EU E OS BARULHOS DO SILÊNCIO MUSICAL

EU E OS  BARULHOS DO SILÊNCIO MUSICAL

Janine Soub*

Vivem me pedindo para eu atualizar isto aqui com mais frequência, só que minhas inspirações me dominam. Quem não queria que fosse o contrário? Se alguém consegue, por favor, me ensina, tá? Mas vamos ao que interessa:

Eu estou de (merecidas) férias, escutando amiúde no fone de ouvido um CD novo que comprei. É que assim percebo melhor cada arranjo, é quando as melodias me balançam melhor e o ritmo se aproxima de meu comboio de cordas. E é assim que as letras começam a fazer mais sentido para mim. Quando desperto, ali estou eu, seja no ônibus ou no meio da sala, dançando e sorrindo para o nada!

Pois bem. Você já reparou como o silêncio e o barulho entre um acorde e outro, cada pausa e a interpretação têm de estar bem sincopadas?
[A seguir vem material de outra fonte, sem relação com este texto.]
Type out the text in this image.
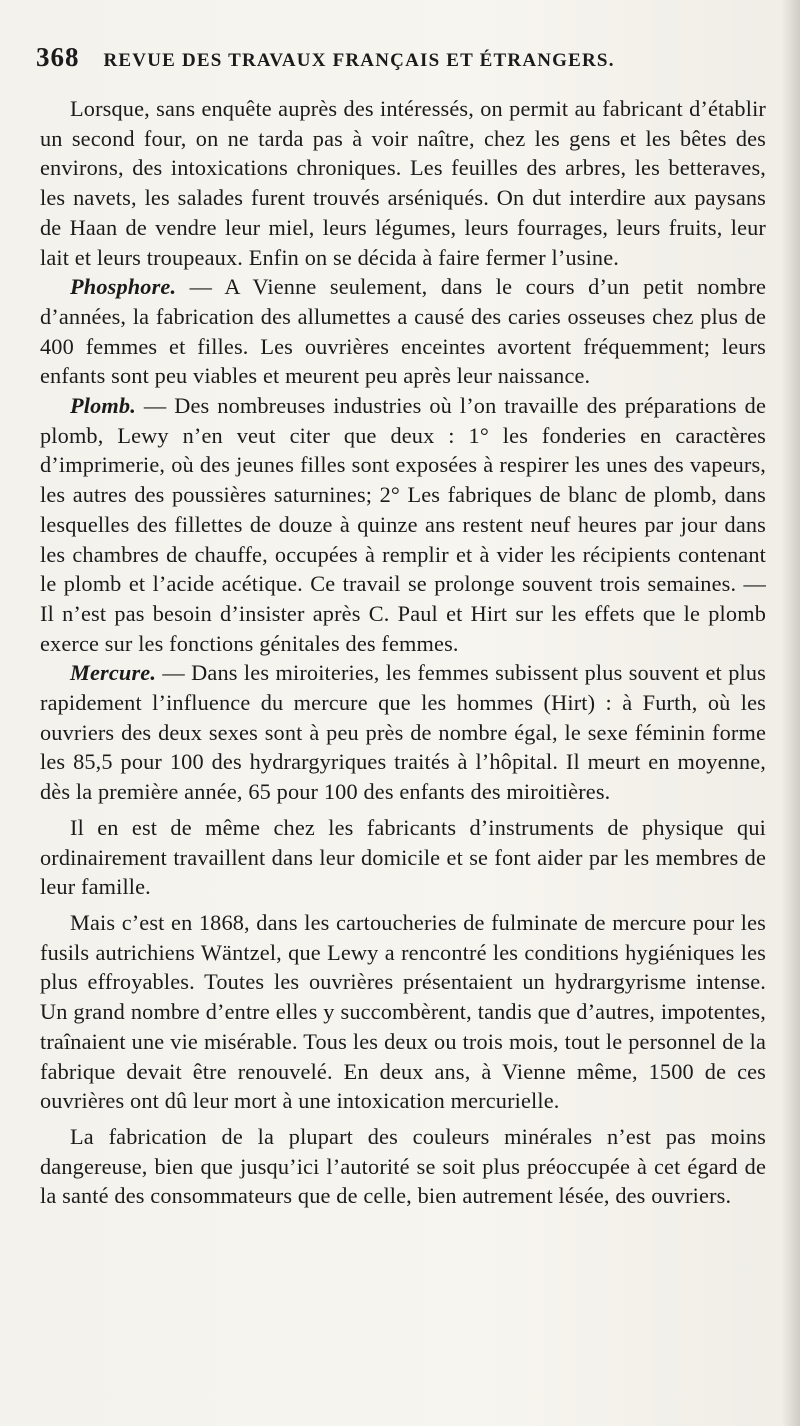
368 REVUE DES TRAVAUX FRANÇAIS ET ÉTRANGERS.

Lorsque, sans enquête auprès des intéressés, on permit au fabricant d’établir un second four, on ne tarda pas à voir naître, chez les gens et les bêtes des environs, des intoxications chroniques. Les feuilles des arbres, les betteraves, les navets, les salades furent trouvés arséniqués. On dut interdire aux paysans de Haan de vendre leur miel, leurs légumes, leurs fourrages, leurs fruits, leur lait et leurs troupeaux. Enfin on se décida à faire fermer l’usine.

Phosphore. — A Vienne seulement, dans le cours d’un petit nombre d’années, la fabrication des allumettes a causé des caries osseuses chez plus de 400 femmes et filles. Les ouvrières enceintes avortent fréquemment; leurs enfants sont peu viables et meurent peu après leur naissance.

Plomb. — Des nombreuses industries où l’on travaille des préparations de plomb, Lewy n’en veut citer que deux : 1° les fonderies en caractères d’imprimerie, où des jeunes filles sont exposées à respirer les unes des vapeurs, les autres des poussières saturnines; 2° Les fabriques de blanc de plomb, dans lesquelles des fillettes de douze à quinze ans restent neuf heures par jour dans les chambres de chauffe, occupées à remplir et à vider les récipients contenant le plomb et l’acide acétique. Ce travail se prolonge souvent trois semaines. — Il n’est pas besoin d’insister après C. Paul et Hirt sur les effets que le plomb exerce sur les fonctions génitales des femmes.

Mercure. — Dans les miroiteries, les femmes subissent plus souvent et plus rapidement l’influence du mercure que les hommes (Hirt) : à Furth, où les ouvriers des deux sexes sont à peu près de nombre égal, le sexe féminin forme les 85,5 pour 100 des hydrargyriques traités à l’hôpital. Il meurt en moyenne, dès la première année, 65 pour 100 des enfants des miroitières.

Il en est de même chez les fabricants d’instruments de physique qui ordinairement travaillent dans leur domicile et se font aider par les membres de leur famille.

Mais c’est en 1868, dans les cartoucheries de fulminate de mercure pour les fusils autrichiens Wäntzel, que Lewy a rencontré les conditions hygiéniques les plus effroyables. Toutes les ouvrières présentaient un hydrargyrisme intense. Un grand nombre d’entre elles y succombèrent, tandis que d’autres, impotentes, traînaient une vie misérable. Tous les deux ou trois mois, tout le personnel de la fabrique devait être renouvelé. En deux ans, à Vienne même, 1500 de ces ouvrières ont dû leur mort à une intoxication mercurielle.

La fabrication de la plupart des couleurs minérales n’est pas moins dangereuse, bien que jusqu’ici l’autorité se soit plus préoccupée à cet égard de la santé des consommateurs que de celle, bien autrement lésée, des ouvriers.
Eu sempre viajo nisso… Quando eu era estudante e morava numa República, tinha uma amiga que, como eu, assobiava todos os arranjos. A gente sabia de cor os tchans, prins, pruns e demais barulhinhos que quase passam despercebidos a ouvidos nus. Nós sempre ríamos muito de nossas coincidências rítmicas!
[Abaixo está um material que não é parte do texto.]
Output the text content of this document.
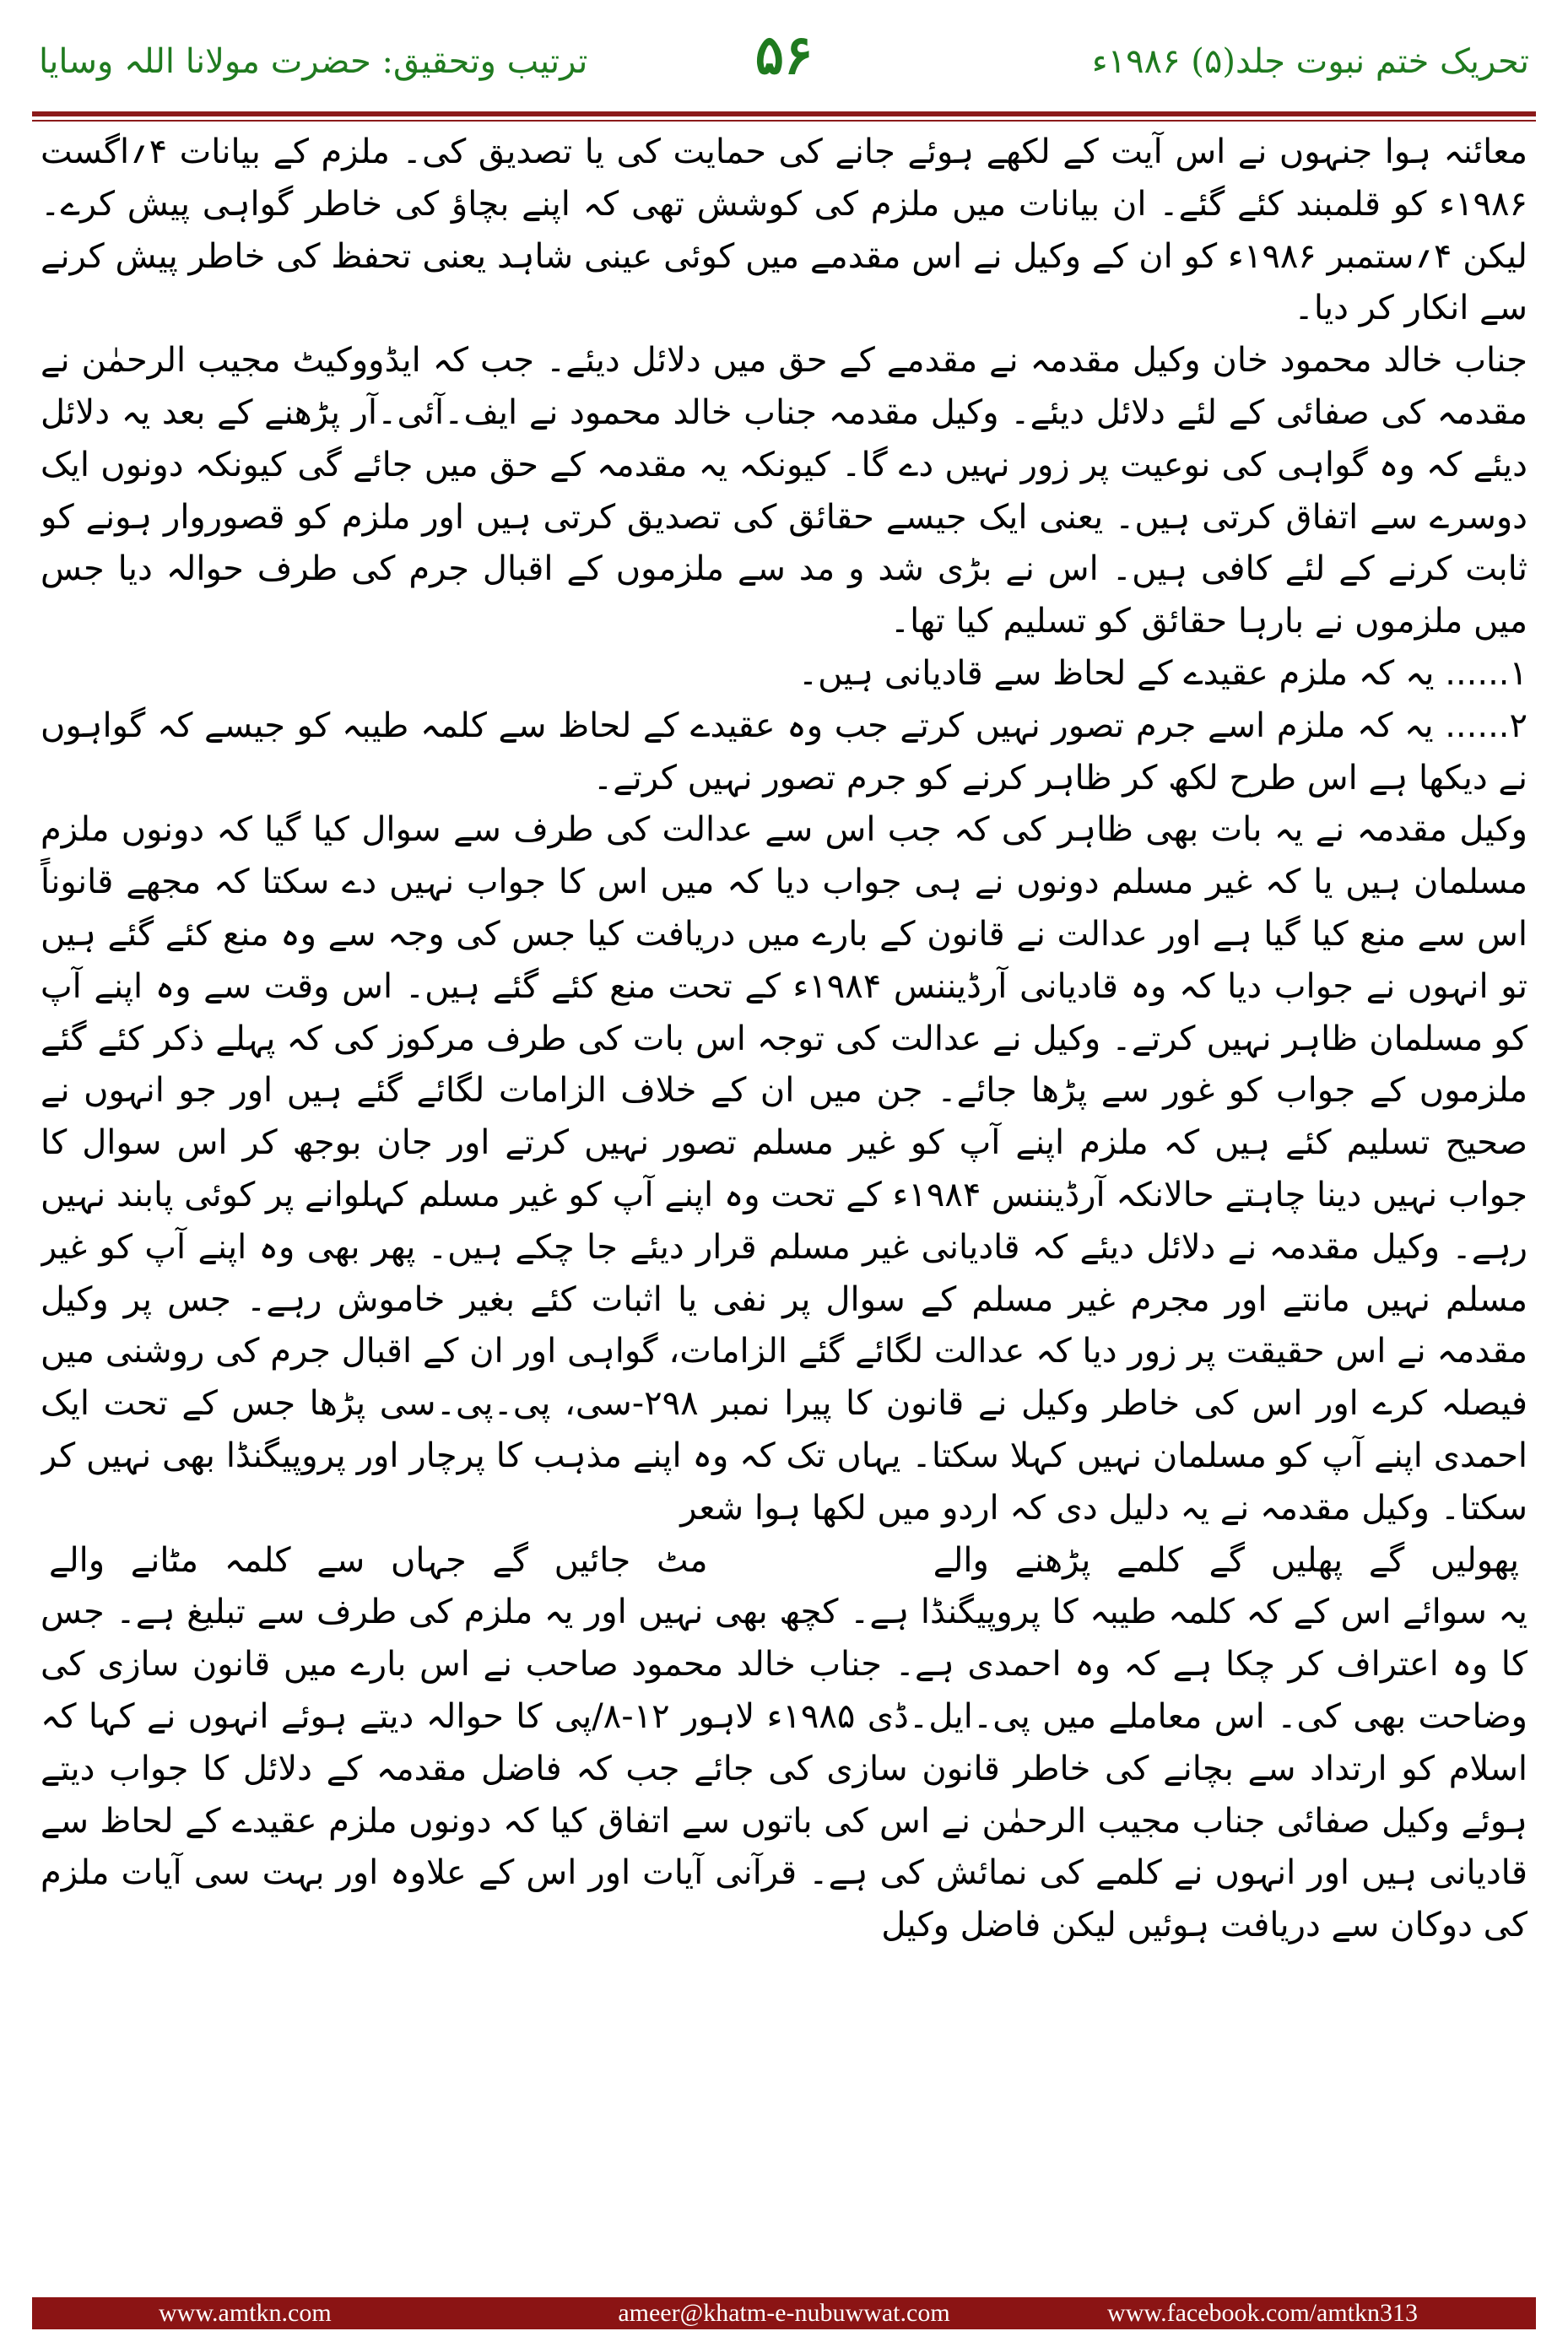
ترتیب وتحقیق: حضرت مولانا اللہ وسایا	۵۶	تحریک ختم نبوت جلد(۵) ۱۹۸۶ء

معائنہ ہوا جنہوں نے اس آیت کے لکھے ہوئے جانے کی حمایت کی یا تصدیق کی۔ ملزم کے بیانات ۴؍اگست ۱۹۸۶ء کو قلمبند کئے گئے۔ ان بیانات میں ملزم کی کوشش تھی کہ اپنے بچاؤ کی خاطر گواہی پیش کرے۔ لیکن ۴؍ستمبر ۱۹۸۶ء کو ان کے وکیل نے اس مقدمے میں کوئی عینی شاہد یعنی تحفظ کی خاطر پیش کرنے سے انکار کر دیا۔

جناب خالد محمود خان وکیل مقدمہ نے مقدمے کے حق میں دلائل دیئے۔ جب کہ ایڈووکیٹ مجیب الرحمٰن نے مقدمہ کی صفائی کے لئے دلائل دیئے۔ وکیل مقدمہ جناب خالد محمود نے ایف۔آئی۔آر پڑھنے کے بعد یہ دلائل دیئے کہ وہ گواہی کی نوعیت پر زور نہیں دے گا۔ کیونکہ یہ مقدمہ کے حق میں جائے گی کیونکہ دونوں ایک دوسرے سے اتفاق کرتی ہیں۔ یعنی ایک جیسے حقائق کی تصدیق کرتی ہیں اور ملزم کو قصوروار ہونے کو ثابت کرنے کے لئے کافی ہیں۔ اس نے بڑی شد و مد سے ملزموں کے اقبال جرم کی طرف حوالہ دیا جس میں ملزموں نے بارہا حقائق کو تسلیم کیا تھا۔

۱...... یہ کہ ملزم عقیدے کے لحاظ سے قادیانی ہیں۔

۲...... یہ کہ ملزم اسے جرم تصور نہیں کرتے جب وہ عقیدے کے لحاظ سے کلمہ طیبہ کو جیسے کہ گواہوں نے دیکھا ہے اس طرح لکھ کر ظاہر کرنے کو جرم تصور نہیں کرتے۔

وکیل مقدمہ نے یہ بات بھی ظاہر کی کہ جب اس سے عدالت کی طرف سے سوال کیا گیا کہ دونوں ملزم مسلمان ہیں یا کہ غیر مسلم دونوں نے ہی جواب دیا کہ میں اس کا جواب نہیں دے سکتا کہ مجھے قانوناً اس سے منع کیا گیا ہے اور عدالت نے قانون کے بارے میں دریافت کیا جس کی وجہ سے وہ منع کئے گئے ہیں تو انہوں نے جواب دیا کہ وہ قادیانی آرڈیننس ۱۹۸۴ء کے تحت منع کئے گئے ہیں۔ اس وقت سے وہ اپنے آپ کو مسلمان ظاہر نہیں کرتے۔ وکیل نے عدالت کی توجہ اس بات کی طرف مرکوز کی کہ پہلے ذکر کئے گئے ملزموں کے جواب کو غور سے پڑھا جائے۔ جن میں ان کے خلاف الزامات لگائے گئے ہیں اور جو انہوں نے صحیح تسلیم کئے ہیں کہ ملزم اپنے آپ کو غیر مسلم تصور نہیں کرتے اور جان بوجھ کر اس سوال کا جواب نہیں دینا چاہتے حالانکہ آرڈیننس ۱۹۸۴ء کے تحت وہ اپنے آپ کو غیر مسلم کہلوانے پر کوئی پابند نہیں رہے۔ وکیل مقدمہ نے دلائل دیئے کہ قادیانی غیر مسلم قرار دیئے جا چکے ہیں۔ پھر بھی وہ اپنے آپ کو غیر مسلم نہیں مانتے اور مجرم غیر مسلم کے سوال پر نفی یا اثبات کئے بغیر خاموش رہے۔ جس پر وکیل مقدمہ نے اس حقیقت پر زور دیا کہ عدالت لگائے گئے الزامات، گواہی اور ان کے اقبال جرم کی روشنی میں فیصلہ کرے اور اس کی خاطر وکیل نے قانون کا پیرا نمبر ۲۹۸-سی، پی۔پی۔سی پڑھا جس کے تحت ایک احمدی اپنے آپ کو مسلمان نہیں کہلا سکتا۔ یہاں تک کہ وہ اپنے مذہب کا پرچار اور پروپیگنڈا بھی نہیں کر سکتا۔ وکیل مقدمہ نے یہ دلیل دی کہ اردو میں لکھا ہوا شعر

پھولیں گے پھلیں گے کلمے پڑھنے والے
مٹ جائیں گے جہاں سے کلمہ مٹانے والے

یہ سوائے اس کے کہ کلمہ طیبہ کا پروپیگنڈا ہے۔ کچھ بھی نہیں اور یہ ملزم کی طرف سے تبلیغ ہے۔ جس کا وہ اعتراف کر چکا ہے کہ وہ احمدی ہے۔ جناب خالد محمود صاحب نے اس بارے میں قانون سازی کی وضاحت بھی کی۔ اس معاملے میں پی۔ایل۔ڈی ۱۹۸۵ء لاہور ۱۲-۸/پی کا حوالہ دیتے ہوئے انہوں نے کہا کہ اسلام کو ارتداد سے بچانے کی خاطر قانون سازی کی جائے جب کہ فاضل مقدمہ کے دلائل کا جواب دیتے ہوئے وکیل صفائی جناب مجیب الرحمٰن نے اس کی باتوں سے اتفاق کیا کہ دونوں ملزم عقیدے کے لحاظ سے قادیانی ہیں اور انہوں نے کلمے کی نمائش کی ہے۔ قرآنی آیات اور اس کے علاوہ اور بہت سی آیات ملزم کی دوکان سے دریافت ہوئیں لیکن فاضل وکیل

www.amtkn.com	ameer@khatm-e-nubuwwat.com	www.facebook.com/amtkn313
Como sempre, fico cá a pensar sobre o processo de criação dos arranjos musicais. Valorizo cada “lenço azul” que cai na música, seja suavizando ou pesando a arte musical como deve ser. Não sei se isso mexe com todas as pessoas, mas com certeza deve ter uma função especial! Por exemplo, eu me lembro de um dia, quando saí com um amigo para um show de jazz. Já estávamos, cada um a seu modo, unidos ao som que ecoava. Ali, em meio a todas as pessoas, veio a mim uma metáfora epifânica: será que neste corpo-banda o piano é que era os membros, o baixo era o coração, a bateria era o oxigênio que fazia pulsar as artérias e o sax entoava o que seria a nossa voz? Só sei que era meu momento de flutuar…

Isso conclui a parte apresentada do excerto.